Blue Origin, the publicity-shy spaceflight company backed by Amazon.com’s Jeff Bezos, announced Nov. 23 it had picked three research payloads to fly aboard the company’s New Shepard suborbital vehicle.
No specifics were released on when the payloads would fly, but information posted on Blue Origin’s Web site said the first flight opportunities for experiments requiring an “accompanying research astronaut” could occur in 2012 with flight opportunities for autonomous or remotely controlled experiments to ride along on uncrewed test flights perhaps in 2011.
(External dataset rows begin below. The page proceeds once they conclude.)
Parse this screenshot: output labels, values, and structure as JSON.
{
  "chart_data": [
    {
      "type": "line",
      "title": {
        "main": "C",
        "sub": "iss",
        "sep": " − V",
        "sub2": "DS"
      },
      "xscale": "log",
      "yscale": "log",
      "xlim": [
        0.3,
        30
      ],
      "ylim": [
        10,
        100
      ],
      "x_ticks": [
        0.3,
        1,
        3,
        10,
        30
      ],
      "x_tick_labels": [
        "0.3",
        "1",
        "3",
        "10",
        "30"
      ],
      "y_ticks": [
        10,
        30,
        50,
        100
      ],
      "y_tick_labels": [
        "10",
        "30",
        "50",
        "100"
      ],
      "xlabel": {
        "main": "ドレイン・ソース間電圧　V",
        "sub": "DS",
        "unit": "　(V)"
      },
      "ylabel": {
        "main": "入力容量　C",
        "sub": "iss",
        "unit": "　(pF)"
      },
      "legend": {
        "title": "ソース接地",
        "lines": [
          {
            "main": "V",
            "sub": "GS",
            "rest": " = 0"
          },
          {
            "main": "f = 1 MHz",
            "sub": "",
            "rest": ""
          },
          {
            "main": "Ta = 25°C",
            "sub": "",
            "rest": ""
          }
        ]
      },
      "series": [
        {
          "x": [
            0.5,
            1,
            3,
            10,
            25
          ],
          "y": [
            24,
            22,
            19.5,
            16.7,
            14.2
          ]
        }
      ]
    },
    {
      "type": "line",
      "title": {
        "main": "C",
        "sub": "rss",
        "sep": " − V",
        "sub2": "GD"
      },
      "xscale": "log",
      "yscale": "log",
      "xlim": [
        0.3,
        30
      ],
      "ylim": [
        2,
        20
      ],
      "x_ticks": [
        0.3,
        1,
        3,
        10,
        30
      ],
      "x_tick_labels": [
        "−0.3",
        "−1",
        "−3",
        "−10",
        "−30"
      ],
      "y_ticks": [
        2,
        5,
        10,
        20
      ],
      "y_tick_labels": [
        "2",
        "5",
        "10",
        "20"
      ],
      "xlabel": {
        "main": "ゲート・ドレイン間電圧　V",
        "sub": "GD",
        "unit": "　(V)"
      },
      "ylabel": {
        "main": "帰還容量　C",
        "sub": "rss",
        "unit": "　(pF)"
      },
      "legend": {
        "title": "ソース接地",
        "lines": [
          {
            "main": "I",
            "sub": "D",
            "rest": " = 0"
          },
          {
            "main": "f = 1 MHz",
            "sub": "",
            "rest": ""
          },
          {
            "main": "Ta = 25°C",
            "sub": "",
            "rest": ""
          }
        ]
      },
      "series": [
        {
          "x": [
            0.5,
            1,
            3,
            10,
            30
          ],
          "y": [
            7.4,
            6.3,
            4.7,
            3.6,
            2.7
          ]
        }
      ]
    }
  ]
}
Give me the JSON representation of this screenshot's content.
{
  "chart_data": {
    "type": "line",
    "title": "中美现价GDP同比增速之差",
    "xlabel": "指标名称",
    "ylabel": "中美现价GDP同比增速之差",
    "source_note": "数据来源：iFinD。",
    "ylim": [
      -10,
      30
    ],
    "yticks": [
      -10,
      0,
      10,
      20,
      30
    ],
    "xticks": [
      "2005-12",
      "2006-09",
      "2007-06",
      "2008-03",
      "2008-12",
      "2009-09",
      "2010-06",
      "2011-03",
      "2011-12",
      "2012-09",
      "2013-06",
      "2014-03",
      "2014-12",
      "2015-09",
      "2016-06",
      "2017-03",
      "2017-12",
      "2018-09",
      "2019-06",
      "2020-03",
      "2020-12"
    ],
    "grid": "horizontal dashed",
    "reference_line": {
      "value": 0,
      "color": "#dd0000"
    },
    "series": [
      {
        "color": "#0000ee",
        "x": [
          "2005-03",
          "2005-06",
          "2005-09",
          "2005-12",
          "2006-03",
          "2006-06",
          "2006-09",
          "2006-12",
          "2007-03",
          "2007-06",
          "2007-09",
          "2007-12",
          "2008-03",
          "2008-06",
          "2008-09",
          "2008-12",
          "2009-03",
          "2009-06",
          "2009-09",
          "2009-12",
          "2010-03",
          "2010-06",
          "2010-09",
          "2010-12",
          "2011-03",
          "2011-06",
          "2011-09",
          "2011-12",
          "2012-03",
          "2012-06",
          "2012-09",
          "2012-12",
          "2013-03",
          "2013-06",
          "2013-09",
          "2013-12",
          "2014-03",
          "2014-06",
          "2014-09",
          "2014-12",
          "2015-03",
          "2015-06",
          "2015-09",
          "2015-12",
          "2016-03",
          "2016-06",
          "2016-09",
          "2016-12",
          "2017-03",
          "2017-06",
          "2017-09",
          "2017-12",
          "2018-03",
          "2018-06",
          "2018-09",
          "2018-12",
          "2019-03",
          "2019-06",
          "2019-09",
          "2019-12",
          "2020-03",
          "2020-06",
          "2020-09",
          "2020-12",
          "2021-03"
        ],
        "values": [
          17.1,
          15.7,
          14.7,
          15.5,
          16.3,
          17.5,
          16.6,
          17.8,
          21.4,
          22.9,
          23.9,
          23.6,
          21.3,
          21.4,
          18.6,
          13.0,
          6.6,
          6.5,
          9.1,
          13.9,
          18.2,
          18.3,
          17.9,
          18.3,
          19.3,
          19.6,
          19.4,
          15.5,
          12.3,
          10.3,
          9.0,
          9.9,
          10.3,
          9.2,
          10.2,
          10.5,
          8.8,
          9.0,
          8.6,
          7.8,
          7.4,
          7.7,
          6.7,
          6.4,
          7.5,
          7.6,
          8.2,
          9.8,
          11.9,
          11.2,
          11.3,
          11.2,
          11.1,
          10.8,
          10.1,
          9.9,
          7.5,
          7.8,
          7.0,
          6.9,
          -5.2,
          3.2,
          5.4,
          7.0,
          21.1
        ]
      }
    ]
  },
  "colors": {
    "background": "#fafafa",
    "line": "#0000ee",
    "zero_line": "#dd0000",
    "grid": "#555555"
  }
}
Flight testing of New Shepard prototype vehicles began in 2006 at Blue Origin’s West Texas launch site. The company says New Shepard will consist of a pressurized crew capsule that will take off vertically and accelerate for approximately 180 seconds before shutting off its rocket engines and coasting into space.
Three selected investigations listed on Blue Origin’s Web site are:
- Three-Dimensional Critical Wetting Experiment in Microgravity by principal investigator Stephen Collicott of Purdue University, West Lafayette, Ind.
- Microgravity Experiment on Dust Environments in Astrophysics by principal investigator Joshua Colwell of the University of Central Florida, Orlando, Fla.
- Effective Interfacial Tension Induced Convection by principal investigator John Pojman of Louisiana State University, Baton Rouge, La.
Blue Origin’s announcement follows a Nov. 19 meeting of the Commercial Spaceflight Federation’s Suborbital Applications Researchers Group. The group is chaired by Alan Stern, a former NASA associate administrator for science who currently serves as Blue Origin’s independent representative for research and education missions.